Гитлер собрал сильные резервы и двинул их на Киев, чтобы сбросить русских в Днепр. На правом берегу реки снова завязались тяжелые, ожесточенные бои. Манштейну удалось овладеть Житомиром и развить успех в направлении по шоссе на Киев. У Фастова наш фронт оказался крепче. Лишь на узком участке крупные силы немецких танков смяли одну из дивизий и пробились к реке Тетерев. Фашистская печать расшумелась о победоносном наступлении германских войск, о трагическом поражении русских, о скором падении Киева. Особо безудержно превозносился Мантейфель и его седьмая танковая «Дивизия призраков».

В первый же день ее появления на фронте Ватутин говорил Хрущеву, нацеливая против синих стрел мантейфелевских частей красные стрелы танковых соединений войск фронта:

— «Дивизия призраков»… Я бы сказал, рискованная символика. Вы не находите, Никита Сергеевич?

— Эти «призраки», однако, представляют вполне реальную силу.

— Что ж, сделаем тогда эти «призраки», — окружая их на карте красными стрелами, продолжал командующий, — действительно призраками.

Ватутин знал, пройдут считанные дни, и Мантейфель будет разбит. Нет, не удастся ему выполнить личный приказ фюрера — ворваться в Киев. Киевское сражение не добавит лавров спесивому гитлеровскому генералу. Наоборот!

Ватутин тогда не мог знать, что через год, уже совсем на другом фронте, свои неудачи под Киевом Мантейфель постарается выместить на американцах. Однако и там, в злополучных Арденнах, ему, Мантейфелю, не удастся пригубить сладостный кубок победы: опять помешают русские. Помогая англичанам и американцам, попавшим в тяжелое положение, и спасая их, наши войска развернут грандиозное наступление на востоке как раз тогда, когда Мантейфель будет готов нанести американцам смертельное поражение.

Но в те дни, когда немцы рвались к Киеву, разгром «призраков» еще не решал задачи, и Ватутин понимал, как еще велика опасность: у Манштейна много сил. Очень много. Лишь на киевском направлении войск у него раз в десять больше, чем против англичан или американцев на любом их участке фронта. Даже только вот здесь, у Фастова, или вот тут, у станции Тетерев, у Манштейна больше танков, чем на африканском или итальянском фронтах, сомнительную славу которых так раздувает сейчас англо-американская пресса.

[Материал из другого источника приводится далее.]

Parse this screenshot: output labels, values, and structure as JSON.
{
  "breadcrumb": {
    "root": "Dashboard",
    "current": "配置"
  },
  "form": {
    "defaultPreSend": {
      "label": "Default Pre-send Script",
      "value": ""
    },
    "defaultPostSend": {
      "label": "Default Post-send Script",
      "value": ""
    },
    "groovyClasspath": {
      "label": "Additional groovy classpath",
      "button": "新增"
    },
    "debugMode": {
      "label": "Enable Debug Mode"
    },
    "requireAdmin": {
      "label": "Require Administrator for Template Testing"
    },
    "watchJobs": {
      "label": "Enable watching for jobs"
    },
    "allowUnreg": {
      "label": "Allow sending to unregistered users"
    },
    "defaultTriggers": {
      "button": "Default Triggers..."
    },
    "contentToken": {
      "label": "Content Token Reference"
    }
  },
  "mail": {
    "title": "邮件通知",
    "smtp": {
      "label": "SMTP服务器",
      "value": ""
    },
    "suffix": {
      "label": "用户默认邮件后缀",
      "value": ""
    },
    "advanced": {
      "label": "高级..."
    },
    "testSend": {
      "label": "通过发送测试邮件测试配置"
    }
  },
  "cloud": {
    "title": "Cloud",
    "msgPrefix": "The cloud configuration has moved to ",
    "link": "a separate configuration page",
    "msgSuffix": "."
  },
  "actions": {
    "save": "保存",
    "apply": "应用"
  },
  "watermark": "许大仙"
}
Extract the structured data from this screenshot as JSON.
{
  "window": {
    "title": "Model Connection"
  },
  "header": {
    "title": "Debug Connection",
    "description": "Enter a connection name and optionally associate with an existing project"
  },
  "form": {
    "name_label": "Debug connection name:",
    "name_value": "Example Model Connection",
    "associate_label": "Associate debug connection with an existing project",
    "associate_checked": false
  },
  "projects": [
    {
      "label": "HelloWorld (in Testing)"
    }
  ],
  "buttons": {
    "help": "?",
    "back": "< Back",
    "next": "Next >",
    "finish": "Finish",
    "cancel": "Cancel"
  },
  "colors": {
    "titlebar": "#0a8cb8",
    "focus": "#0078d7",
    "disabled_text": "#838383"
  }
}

Хрущев и Ватутин стояли у расчерченной карты фронта, проникнутые сознанием величайшей ответственности и за судьбу Киева, который уже слышит канонаду приближающегося сражения, и за всех тружеников этой исстрадавшейся земли, жизнь которых снова подвергалась смертельной опасности.

Зазвонил телефон. Ватутин взял трубку и долго слушал. Докладывал командарм с центрального участка фронта. У Житомирского шоссе снова трудная обстановка.

— Требую стоять! — твердо сказал командующий. — Насмерть!

— Будет сделано все возможное, — пообещал командарм.

Ватутин нахмурился.

— Сейчас мало делать возможное, — сказал он сурово, — нужно делать необходимое. — И, положив трубку, приказал начальнику штаба произвести перестановку сил в интересах армии, с командующим которой только что разговаривал.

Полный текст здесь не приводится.